Korkusuz
Alper Mert

Kimse devletten büyük değil

Avrupa İnsan Hakları Sözleşmesi’nin 46. maddesine göre, sözleşmeye taraf devletler, mahkemenin nihai kararına uymayı taahhüt etmişlerdir. Üye ülkelerin kararları uygulayıp, uygulanmadığı Delegeler Komitesi tarafından takip edilir. Kararlar ciddiye alınmaz ya da uygulanmazsa üye ülkelere yaptırım uygulanır. Bu yaptırımların maddi, siyasi sonuçları olduğu gibi umursamazlık kronikse ülkenin konseyden çıkarılmasına kadar uzanan ciddi bir süreç ortaya çıkabilir. Bu şekilde bir ceza alan ya da kararları uygulamayan ülkenin dış ilişkilerinde gördüğü zararın telafisi yok.

Ülkemizi AİHM nezdinde şu ana kadar en zor durumda bırakan kurumların başında ise Türkiye Futbol Federasyonu geliyor. Sırasıyla Ali Rıza, Sedat Doğan’ın Galatasaray ve diğer kararların ardından AİHM, TFF’ye tahkim ve hukuk kurullarının bağımsız olmadığını bu sebepten dolayı verdikleri kararların hukuki olarak bir karşılığı olmadığını resmen bildirdi. TFF ise AİHM resmi bildirisine rağmen yeni sezona tam bağımsız hukuk düzeni ile girecek hamleleri yapmıyor.

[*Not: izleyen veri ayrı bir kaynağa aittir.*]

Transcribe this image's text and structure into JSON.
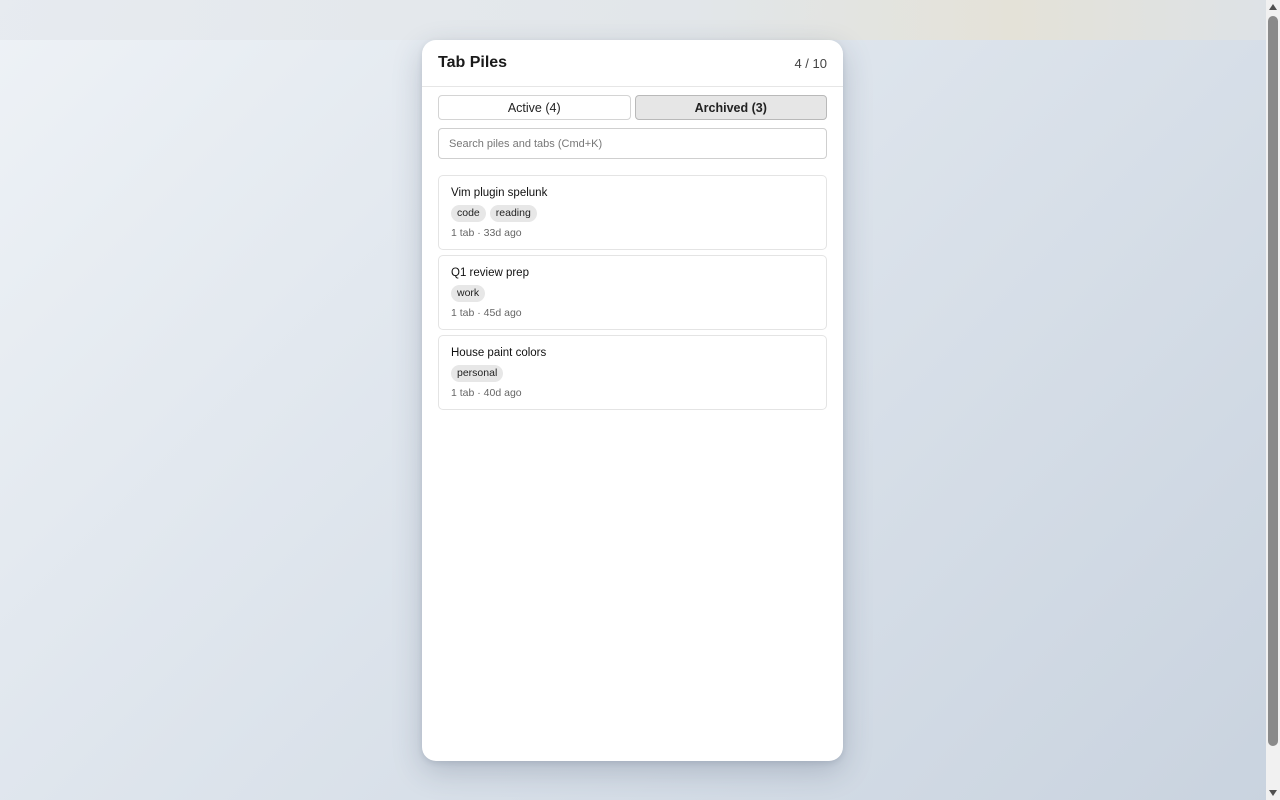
{
  "header": {
    "title": "Tab Piles",
    "counter": "4 / 10"
  },
  "tabs": [
    {
      "label": "Active (4)",
      "selected": false
    },
    {
      "label": "Archived (3)",
      "selected": true
    }
  ],
  "search": {
    "placeholder": "Search piles and tabs (Cmd+K)",
    "value": ""
  },
  "piles": [
    {
      "name": "Vim plugin spelunk",
      "tags": [
        "code",
        "reading"
      ],
      "meta": "1 tab · 33d ago"
    },
    {
      "name": "Q1 review prep",
      "tags": [
        "work"
      ],
      "meta": "1 tab · 45d ago"
    },
    {
      "name": "House paint colors",
      "tags": [
        "personal"
      ],
      "meta": "1 tab · 40d ago"
    }
  ]
}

Ayrıca, Galatasaray, Rize, Oğulcan ve Marcao dosyalarında olduğu gibi hukuku kulüpleri yönlendirmek için pazarlık ve tehdit malzemesi olarak kullanıyor. Bu kurullar kişilerin yönlendirmelerinin etkisinden çıkmaz ve AİHM kararları uygulanmazsa Türkiye Cumhuriyeti kurucusu olduğu AİHM’den ihraca kadar uzanacak cezalar alabilir. Devletimin itibarı ülke futbolunu dizayn etmeye çalışan kişilerin gövde gösterilerinden daha değerlidir. TFF kurulları dizayn meraklılarının keyfine göre iş yapacak diye devletimizin itibarını zedeleme riskini ortaya çıkaramaz. Kim olursa olsun hiç kimse, kendisini Türkiye Cumhuriyeti’nin itibarının üzerinde görüp hüküm süremez!